Fachada, estantes e interior da Livraria Aillaud & Lellos têm de ser mantidos - Vereadora

Todo o património da Livraria Aillaud & Lellos, em Lisboa, que fechou a 29 de dezembro de 2017, vai ter de ser mantido no edifício, garantiu hoje à agência Lusa a vereadora da Cultura da Câmara Municipal de Lisboa.

Catarina Vaz Pinto explicou que o facto de a livraria ter sido classificada como loja histórica obriga a que todo o património construído e o mobiliário da livraria, da fachada ao interior, tenha de se manter no edifício, independentemente do fim para que venha a ser utilizado.

"O que quer que venha a surgir naquele espaço vai ter de respeitar o património construído e o mobiliário Arte Déco daquela livraria", disse Catarina Vaz Pinto, explicando que, ao abrigo da classificação das lojas como históricas (Lojas com História), esses requisitos são uma obrigação para os proprietários ou locatários.

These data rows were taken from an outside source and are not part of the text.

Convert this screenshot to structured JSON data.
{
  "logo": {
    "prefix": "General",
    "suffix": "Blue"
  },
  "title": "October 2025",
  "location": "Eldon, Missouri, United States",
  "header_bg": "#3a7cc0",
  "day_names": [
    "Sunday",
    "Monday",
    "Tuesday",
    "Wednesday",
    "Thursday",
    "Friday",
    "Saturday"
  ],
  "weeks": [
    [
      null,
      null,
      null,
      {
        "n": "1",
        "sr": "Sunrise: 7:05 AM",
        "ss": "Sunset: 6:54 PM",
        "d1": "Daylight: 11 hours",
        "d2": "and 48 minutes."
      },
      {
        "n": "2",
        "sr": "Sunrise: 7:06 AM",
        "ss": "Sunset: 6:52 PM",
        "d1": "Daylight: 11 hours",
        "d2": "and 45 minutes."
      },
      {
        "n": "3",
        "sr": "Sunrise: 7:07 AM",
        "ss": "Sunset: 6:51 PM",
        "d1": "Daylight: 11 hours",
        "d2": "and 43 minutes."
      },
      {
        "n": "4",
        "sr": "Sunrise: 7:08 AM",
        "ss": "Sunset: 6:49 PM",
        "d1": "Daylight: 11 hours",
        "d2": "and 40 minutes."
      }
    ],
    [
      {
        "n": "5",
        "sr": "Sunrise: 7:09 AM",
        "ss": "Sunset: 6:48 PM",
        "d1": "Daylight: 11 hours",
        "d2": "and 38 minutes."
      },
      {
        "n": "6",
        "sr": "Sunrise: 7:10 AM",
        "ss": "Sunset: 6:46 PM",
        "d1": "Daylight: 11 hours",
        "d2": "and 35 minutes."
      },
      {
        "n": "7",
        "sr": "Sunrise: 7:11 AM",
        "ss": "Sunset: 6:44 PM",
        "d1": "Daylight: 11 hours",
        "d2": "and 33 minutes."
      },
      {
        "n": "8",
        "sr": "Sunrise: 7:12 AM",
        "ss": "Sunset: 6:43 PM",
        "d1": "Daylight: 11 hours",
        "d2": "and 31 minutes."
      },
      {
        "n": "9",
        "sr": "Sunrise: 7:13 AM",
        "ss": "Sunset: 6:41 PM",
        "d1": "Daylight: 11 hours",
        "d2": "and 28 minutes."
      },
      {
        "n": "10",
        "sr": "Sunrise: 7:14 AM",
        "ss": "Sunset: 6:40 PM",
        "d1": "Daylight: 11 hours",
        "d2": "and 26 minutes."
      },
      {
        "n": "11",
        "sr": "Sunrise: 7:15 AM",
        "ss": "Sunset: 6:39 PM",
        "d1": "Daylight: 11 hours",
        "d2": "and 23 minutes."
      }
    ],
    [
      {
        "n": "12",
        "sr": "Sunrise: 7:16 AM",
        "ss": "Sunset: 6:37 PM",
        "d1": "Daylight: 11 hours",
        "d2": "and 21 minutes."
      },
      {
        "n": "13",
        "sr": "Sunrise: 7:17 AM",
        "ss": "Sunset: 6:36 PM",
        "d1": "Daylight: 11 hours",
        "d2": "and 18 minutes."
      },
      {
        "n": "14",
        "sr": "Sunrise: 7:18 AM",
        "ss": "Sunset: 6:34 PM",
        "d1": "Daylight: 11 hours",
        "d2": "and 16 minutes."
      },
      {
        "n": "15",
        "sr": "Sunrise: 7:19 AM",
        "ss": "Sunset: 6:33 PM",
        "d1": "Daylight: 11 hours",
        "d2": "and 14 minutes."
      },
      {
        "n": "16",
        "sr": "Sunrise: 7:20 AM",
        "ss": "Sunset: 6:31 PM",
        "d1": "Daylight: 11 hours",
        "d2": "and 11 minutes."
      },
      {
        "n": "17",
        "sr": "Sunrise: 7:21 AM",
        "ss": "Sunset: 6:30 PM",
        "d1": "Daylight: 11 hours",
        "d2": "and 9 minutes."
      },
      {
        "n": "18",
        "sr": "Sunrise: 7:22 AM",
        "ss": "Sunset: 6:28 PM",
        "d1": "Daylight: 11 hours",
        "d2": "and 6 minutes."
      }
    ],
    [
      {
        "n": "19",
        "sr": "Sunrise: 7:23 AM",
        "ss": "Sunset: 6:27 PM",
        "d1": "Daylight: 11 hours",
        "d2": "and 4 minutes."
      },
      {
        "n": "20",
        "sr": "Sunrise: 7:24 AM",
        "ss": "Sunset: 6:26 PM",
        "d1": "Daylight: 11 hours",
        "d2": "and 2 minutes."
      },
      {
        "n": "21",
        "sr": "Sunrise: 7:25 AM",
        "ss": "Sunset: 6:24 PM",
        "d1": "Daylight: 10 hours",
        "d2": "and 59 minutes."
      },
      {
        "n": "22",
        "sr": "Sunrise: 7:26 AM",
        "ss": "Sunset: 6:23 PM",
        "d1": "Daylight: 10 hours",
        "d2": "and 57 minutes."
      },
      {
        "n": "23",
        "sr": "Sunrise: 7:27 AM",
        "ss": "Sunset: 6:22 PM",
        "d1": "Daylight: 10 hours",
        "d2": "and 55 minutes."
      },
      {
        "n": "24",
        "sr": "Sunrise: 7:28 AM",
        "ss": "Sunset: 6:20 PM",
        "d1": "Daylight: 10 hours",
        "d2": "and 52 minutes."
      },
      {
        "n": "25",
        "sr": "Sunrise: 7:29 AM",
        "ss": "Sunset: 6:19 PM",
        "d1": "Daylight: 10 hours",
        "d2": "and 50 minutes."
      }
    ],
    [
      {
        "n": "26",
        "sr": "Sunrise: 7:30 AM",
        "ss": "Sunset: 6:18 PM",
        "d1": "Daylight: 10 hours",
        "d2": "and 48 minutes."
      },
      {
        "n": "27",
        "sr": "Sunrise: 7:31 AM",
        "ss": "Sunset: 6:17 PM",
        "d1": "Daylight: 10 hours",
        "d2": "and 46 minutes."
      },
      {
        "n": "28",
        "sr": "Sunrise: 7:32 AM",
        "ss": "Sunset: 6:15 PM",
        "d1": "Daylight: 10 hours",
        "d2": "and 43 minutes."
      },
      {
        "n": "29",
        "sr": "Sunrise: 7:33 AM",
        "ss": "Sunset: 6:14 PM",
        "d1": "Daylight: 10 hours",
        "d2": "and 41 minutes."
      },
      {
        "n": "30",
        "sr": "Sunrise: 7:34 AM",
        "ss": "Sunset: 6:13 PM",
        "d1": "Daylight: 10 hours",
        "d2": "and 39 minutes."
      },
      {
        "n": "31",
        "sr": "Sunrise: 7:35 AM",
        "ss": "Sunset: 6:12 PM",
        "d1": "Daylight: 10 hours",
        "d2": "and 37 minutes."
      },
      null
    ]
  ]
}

Fundada em 1931, e classificada em 2016 como loja histórica, a Aillaud & Lellos na rua do Carmo, em Lisboa, acabou por fechar portas por alegado desacordo entre o proprietário do edifício e o da livraria, o arrendatário, quanto ao montante da renda a pagar.

A fachada do edifício, em Art Déco, assim como o interior, foram desenhados por António José Ávila do Amaral, colaborador do arquiteto Cassiano Branco.

Em resposta enviada à agência Lusa, na passada quinta-feira, os serviços da Câmara Municipal de Lisboa disseram que, quando teve conhecimento do fecho da Livraria Aillaud & Lellos, "já existia acordo entre o senhorio e o inquilino para o encerramento do espaço no final do ano".

Apesar de, até então, não ter chegado ao município "nenhum pedido de apoio" da livraria, o "grupo de trabalho das Lojas com História reuniu-se, por um lado, com a entidade que explorava atualmente" esse espaço, "e com o senhorio, tentando sensibilizá-lo para a perda da distinção da loja caso não se preservassem os elementos que deram origem à distinção".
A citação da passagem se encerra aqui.